Ursa, I don't mind an approximation, but saying 10% were killed and it turns out to be nearer 100% is to render the term meaningless. And why? We have terms like annihilated, eradicated, exterminated, extirpated, obliterated, scattered to the four vectors of Argon V.
 
First of all, it's what people believe a word means now that is important, not what a Roman thought it meant 2000 years ago. If we're going to worry about Latin words having changed their meanings, what about all the English words that don't mean what they once did?

On the Chrons, sometimes people ask for a word that could be used in a setting in the past, and people provide various suggestions. It then turns out that what someone three centuries ago meant when they used one of those words is not what we would now understand by it, thus making what sounds to us like plausible speech and narrative of old to us no such thing.

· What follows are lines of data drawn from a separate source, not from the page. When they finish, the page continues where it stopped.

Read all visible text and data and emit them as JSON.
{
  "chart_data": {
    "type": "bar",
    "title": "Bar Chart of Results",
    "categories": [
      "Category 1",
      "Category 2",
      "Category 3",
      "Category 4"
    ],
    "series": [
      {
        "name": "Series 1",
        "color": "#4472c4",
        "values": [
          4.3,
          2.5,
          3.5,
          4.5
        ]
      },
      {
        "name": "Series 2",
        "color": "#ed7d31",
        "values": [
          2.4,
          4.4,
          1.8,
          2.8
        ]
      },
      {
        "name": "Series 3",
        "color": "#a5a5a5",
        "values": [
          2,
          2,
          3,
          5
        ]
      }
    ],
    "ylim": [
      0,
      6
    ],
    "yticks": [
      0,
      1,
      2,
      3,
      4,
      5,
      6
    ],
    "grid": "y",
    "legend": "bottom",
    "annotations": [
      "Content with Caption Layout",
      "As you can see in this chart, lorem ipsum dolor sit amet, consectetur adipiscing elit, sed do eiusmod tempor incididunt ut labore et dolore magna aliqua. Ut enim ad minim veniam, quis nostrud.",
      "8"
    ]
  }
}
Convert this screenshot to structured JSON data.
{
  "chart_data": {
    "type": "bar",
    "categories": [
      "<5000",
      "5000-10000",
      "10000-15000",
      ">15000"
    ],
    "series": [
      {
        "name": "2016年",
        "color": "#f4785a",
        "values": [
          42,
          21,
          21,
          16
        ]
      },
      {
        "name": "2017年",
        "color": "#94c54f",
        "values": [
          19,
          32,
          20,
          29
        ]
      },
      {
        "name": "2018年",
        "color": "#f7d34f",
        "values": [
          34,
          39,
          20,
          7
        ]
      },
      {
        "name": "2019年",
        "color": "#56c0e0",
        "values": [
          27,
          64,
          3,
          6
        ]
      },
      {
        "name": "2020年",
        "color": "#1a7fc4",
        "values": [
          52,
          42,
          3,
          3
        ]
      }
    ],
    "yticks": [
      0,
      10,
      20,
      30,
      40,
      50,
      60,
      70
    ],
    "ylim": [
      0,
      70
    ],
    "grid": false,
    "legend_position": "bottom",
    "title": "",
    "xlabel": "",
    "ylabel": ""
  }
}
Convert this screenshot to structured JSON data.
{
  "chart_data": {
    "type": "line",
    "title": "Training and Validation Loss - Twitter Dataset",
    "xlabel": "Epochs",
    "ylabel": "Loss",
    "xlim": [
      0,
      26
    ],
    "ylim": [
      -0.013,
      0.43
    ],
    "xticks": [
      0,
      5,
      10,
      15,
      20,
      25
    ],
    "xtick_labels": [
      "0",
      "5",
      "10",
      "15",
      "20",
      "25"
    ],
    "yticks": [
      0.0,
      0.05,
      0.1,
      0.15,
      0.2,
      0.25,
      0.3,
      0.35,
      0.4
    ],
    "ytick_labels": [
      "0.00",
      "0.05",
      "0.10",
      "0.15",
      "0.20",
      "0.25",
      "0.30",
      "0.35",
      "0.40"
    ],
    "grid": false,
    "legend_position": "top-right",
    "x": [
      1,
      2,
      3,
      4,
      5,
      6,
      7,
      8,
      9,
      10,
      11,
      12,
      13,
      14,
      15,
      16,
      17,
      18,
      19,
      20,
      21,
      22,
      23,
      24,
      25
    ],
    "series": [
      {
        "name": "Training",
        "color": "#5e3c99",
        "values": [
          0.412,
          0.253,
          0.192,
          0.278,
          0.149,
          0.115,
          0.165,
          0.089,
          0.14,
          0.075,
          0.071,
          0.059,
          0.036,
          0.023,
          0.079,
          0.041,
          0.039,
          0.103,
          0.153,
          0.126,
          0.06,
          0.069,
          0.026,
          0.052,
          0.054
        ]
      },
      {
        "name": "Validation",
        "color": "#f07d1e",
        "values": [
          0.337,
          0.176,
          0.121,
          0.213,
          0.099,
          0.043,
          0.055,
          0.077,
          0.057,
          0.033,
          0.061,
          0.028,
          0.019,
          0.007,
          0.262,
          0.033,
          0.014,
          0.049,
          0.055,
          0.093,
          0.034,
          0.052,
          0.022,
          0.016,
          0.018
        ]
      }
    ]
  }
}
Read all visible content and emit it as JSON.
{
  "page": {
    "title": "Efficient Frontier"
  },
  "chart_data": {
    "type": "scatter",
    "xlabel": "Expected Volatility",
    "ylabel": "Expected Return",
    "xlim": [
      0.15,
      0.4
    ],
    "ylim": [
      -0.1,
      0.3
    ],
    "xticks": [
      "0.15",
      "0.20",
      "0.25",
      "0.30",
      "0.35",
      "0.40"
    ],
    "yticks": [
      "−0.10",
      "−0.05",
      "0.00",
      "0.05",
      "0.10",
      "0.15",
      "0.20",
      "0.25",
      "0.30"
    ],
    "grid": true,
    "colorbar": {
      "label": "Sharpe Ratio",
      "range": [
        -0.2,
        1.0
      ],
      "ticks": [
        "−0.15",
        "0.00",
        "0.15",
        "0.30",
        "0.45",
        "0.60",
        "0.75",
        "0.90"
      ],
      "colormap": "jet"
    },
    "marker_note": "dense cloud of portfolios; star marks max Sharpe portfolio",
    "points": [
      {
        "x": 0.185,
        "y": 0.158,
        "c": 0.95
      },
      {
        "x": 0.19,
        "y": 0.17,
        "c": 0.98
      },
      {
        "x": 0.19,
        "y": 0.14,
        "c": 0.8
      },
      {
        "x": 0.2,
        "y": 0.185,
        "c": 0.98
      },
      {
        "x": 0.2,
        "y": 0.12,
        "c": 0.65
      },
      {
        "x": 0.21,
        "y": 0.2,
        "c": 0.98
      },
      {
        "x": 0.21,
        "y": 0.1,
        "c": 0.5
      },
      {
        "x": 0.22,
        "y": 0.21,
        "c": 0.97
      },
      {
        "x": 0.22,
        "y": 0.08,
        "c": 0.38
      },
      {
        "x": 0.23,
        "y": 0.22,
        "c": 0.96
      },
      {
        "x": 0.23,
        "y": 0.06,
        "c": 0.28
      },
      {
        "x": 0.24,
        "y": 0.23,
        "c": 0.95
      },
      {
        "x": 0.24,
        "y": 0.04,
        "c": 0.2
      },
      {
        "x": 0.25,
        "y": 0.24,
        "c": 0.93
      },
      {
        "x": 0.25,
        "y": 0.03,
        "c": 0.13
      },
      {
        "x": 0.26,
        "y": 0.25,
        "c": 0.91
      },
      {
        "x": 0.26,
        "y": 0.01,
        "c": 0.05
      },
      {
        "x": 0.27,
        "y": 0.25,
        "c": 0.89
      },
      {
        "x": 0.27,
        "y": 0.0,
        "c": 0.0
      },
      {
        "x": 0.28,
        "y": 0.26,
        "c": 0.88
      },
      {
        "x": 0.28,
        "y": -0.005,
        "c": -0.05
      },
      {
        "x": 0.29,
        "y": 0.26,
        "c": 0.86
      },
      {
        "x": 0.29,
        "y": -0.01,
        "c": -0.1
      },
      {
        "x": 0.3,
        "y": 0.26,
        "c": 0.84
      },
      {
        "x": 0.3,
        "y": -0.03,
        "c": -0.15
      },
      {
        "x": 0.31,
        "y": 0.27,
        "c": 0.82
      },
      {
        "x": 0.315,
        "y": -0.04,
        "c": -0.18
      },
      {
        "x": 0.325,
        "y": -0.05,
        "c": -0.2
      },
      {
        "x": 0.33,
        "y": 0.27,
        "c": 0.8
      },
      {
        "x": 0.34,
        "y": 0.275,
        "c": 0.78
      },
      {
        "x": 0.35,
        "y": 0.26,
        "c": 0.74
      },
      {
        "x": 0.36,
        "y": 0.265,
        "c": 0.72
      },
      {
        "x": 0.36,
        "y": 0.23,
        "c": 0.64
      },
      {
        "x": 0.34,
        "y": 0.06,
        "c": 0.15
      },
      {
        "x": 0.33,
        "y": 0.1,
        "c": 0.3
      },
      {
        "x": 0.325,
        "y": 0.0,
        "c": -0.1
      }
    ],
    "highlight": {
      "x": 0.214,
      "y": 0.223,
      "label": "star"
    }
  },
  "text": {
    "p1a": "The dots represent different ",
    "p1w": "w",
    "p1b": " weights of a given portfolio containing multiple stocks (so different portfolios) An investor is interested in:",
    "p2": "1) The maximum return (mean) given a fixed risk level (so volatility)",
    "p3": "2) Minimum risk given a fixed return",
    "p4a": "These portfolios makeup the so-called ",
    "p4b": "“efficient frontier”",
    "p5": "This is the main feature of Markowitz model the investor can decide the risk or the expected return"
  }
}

Secondly -- and I think that this is being ignored here -- most of us do not write in third person omnisicient but in either first person or third person close. How many of out PoV characters would know what decimate originally meant, or even that its roots were in Latin and in Roman military discipline? If an author carelessly uses decimate to mean "almost annihilate", what are the chances that the PoV character would also do so... or would not even know that the original meaning of the word was not that? Are our attempts to "up-educate**" our PoV characters -- or, to put it another way, flagrantly ignore the reality of their lives -- any less problematic?


The beauty of English is its mutability***; if one wants to write in a language where the menaing of words is policed, French, with its Académie française, might be a better bet.


** - There's probably a more elegant verb available.

*** - This still has the meaning that the Romans*** would have understood. (I say "Romans", but there will be words in Latin that may not have been in use when the Roman Empire -- the western one that usually comes to people's minds, not the eastern one -- was still in existence.)
 
Stamps flag firmly in the ground of 'I write in 3rd person omniscient!'

I don't like how it contradicts itself - it means 10% dead, but people use it for many, but not all, dead. This annoys me almost as much as the fact that they are wrong and it should still be used correctly (10%).

Also as for being used correctly now, I always decimate my freshly cooked cupcakes. I have to make sure they taste OK don't I!? *cheeky grin*
 
The word once meant to eliminate every 10th soldier. But it has been so misused for so long that in the mind of the general populace, the meaning has changed. I don't like it. But why fight it?

The same is true of "apocalypse," which originally meant "unveiling" or "revelation," but has been so misused for so long that people now take it to mean "the end of the world," which is not what it means at all. It boggles the mind what a "zombie revelation" might mean, but I see "zombie apocalypse" all the time.
 
So, apocalypse goes into the same bucket as decimation. There's the original meaning, then there's the vulgar meaning. Hah, vulgus. See what I did there?